George R. Snowden (February 12, 1841 – April 21, 1932) was a Pennsylvania lawyer and military officer who served as commander of the organization now known as the 28th Infantry Division.

==Early life==
George Randolph Snowden was born in Franklin, Pennsylvania, on February 12, 1841. He was educated locally, studied law, and was admitted to the bar in 1862.

==Civil War==
In August 1862 Snowden enlisted in the unit which was later designated Company I, 142nd Pennsylvania Infantry. He was commissioned as a first lieutenant in September, became the company commander in 1863, and took part in the battles of Antietam, Fredericksburg, Chancellorsville and Gettysburg. He was a captain when he was discharged in April 1864.

==Post-Civil War==
Snowden practiced law in Franklin until relocating to Philadelphia in 1874 and was active in local businesses including the Franklin Gas Company. He also continued his military service as a member of the Pennsylvania National Guard.

He served as commander of the 3rd Infantry Regiment with the rank of colonel, and took part in the military response in Pittsburgh during the Great Railroad Strike of 1877. In 1878 he was promoted to Brigadier General as commander of the 1st Brigade.

Besides practicing law, Snowden also served in appointive offices, including Assistant Customs Appraiser for the Port of Philadelphia and Chief Clerk of Philadelphia's United States Mint. When the federal government began to enact civil service reform, Snowden served on the board of examiners for the Philadelphia Customs office.
In 1880 he was an unsuccessful Democratic Party candidate for Congress, and he later served on Philadelphia's Select Council. (At the time, the city's legislative functions were carried out by two bodies, the Select Council and the Common Council.)

==Later career==
In 1890 he was promoted to major general as commander of the Pennsylvania National Guard Division, succeeding John F. Hartranft. At the time, the division consisted of three brigades and various separate units.

Snowden commanded the National Guard during the Homestead Strike in July 1892. He sided with the Carnegie Steel owners over the striking union workers, saying "Pennsylvanians can hardly appreciate the actual communism of these people. They believe the works are theirs quite as much as Carnegie's."

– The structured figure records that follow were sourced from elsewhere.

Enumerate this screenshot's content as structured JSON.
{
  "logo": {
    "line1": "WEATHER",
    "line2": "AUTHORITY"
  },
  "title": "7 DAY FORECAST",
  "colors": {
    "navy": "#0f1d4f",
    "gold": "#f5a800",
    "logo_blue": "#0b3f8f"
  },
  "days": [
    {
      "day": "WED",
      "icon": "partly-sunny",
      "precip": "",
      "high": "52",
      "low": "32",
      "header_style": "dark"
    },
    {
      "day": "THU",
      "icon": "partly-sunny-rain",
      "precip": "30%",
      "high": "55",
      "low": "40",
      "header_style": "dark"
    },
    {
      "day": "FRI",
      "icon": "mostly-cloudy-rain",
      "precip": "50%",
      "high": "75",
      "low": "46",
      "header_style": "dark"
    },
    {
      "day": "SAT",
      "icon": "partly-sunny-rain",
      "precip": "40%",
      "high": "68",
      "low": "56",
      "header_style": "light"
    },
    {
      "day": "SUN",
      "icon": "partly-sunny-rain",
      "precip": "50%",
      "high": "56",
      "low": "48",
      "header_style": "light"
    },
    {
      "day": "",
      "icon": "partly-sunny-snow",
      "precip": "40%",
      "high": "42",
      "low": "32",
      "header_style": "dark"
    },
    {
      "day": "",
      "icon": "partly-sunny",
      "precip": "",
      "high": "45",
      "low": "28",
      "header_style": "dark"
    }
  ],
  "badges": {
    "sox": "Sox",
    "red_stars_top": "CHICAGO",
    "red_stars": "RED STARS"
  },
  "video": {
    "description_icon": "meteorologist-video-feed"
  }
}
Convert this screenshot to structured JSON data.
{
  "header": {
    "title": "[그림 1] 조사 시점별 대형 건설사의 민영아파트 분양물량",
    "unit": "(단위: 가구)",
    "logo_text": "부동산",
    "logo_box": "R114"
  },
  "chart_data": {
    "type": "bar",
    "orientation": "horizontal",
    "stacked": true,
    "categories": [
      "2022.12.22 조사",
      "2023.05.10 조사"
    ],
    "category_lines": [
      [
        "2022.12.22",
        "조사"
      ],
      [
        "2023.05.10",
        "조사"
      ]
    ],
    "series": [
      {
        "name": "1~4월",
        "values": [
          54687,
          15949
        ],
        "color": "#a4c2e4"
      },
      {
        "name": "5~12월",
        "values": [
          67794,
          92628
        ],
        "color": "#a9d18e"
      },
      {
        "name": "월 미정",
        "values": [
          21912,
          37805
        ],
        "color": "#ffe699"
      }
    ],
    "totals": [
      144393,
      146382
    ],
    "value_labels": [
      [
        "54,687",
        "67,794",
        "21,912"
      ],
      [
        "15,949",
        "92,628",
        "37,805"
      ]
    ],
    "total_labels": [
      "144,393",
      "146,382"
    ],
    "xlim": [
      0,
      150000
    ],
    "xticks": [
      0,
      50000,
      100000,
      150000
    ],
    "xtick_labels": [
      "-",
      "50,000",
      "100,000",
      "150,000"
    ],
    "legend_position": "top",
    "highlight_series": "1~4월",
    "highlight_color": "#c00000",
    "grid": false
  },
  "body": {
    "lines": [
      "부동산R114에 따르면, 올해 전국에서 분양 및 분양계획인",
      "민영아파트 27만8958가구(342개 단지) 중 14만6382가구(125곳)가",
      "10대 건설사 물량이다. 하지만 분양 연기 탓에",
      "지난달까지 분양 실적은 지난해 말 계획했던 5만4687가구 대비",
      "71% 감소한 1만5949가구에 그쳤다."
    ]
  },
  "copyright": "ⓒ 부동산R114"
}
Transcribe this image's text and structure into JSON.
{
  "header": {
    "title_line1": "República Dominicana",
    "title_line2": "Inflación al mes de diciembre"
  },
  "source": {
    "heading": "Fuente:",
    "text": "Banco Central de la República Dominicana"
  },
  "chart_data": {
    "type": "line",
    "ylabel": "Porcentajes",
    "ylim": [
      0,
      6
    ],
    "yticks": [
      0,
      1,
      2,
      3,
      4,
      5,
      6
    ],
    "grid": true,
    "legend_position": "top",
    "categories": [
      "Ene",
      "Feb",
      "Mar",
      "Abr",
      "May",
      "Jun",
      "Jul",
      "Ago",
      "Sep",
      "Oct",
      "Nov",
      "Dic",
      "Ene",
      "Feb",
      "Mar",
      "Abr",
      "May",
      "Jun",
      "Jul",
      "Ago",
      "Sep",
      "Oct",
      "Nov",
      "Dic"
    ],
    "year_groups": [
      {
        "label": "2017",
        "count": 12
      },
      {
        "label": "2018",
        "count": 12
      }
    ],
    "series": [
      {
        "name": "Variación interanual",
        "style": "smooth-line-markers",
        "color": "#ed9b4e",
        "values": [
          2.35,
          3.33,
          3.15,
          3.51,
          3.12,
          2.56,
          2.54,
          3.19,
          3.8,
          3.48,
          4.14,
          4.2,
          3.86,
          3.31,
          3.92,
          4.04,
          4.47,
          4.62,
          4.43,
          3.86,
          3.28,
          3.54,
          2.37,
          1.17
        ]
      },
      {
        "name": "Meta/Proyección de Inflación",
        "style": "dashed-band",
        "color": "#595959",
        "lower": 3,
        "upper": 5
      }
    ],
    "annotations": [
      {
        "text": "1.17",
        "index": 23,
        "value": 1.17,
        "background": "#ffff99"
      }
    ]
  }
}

The militia's efforts to curtail the activities of striking workers enabled the owners to reopen with non-union labor.

==Retirement==
Snowden retired from the military in 1900 and was succeeded as division commander by Charles Miller. In his later years Snowden was one of Philadelphia's Real Estate Assessors.
Snowden was active in the Grand Army of the Republic and Military Order of the Loyal Legion of the United States. He took part in numerous Union Army reunions, as well as the dedication of several monuments and memorials.

He was also active in fraternal and civic organizations, including the Masons and the Sons of the American Revolution.

Snowden wrote on military subjects and other topics and was a popular public speaker. Some of his speeches were republished as articles or pamphlets.
In 1971 portions of his Civil War diary were published as Home to Franklin! Excerpts from the Civil War Diary of George Randolph Snowden.

Snowden never married, and had no children.

==Death and burial==
Snowden died in Philadelphia on April 21, 1932. He was buried in Franklin Cemetery in the city of Franklin, Section D, Lot 19. In 1869 Snowden had been an original incorporator of the cemetery.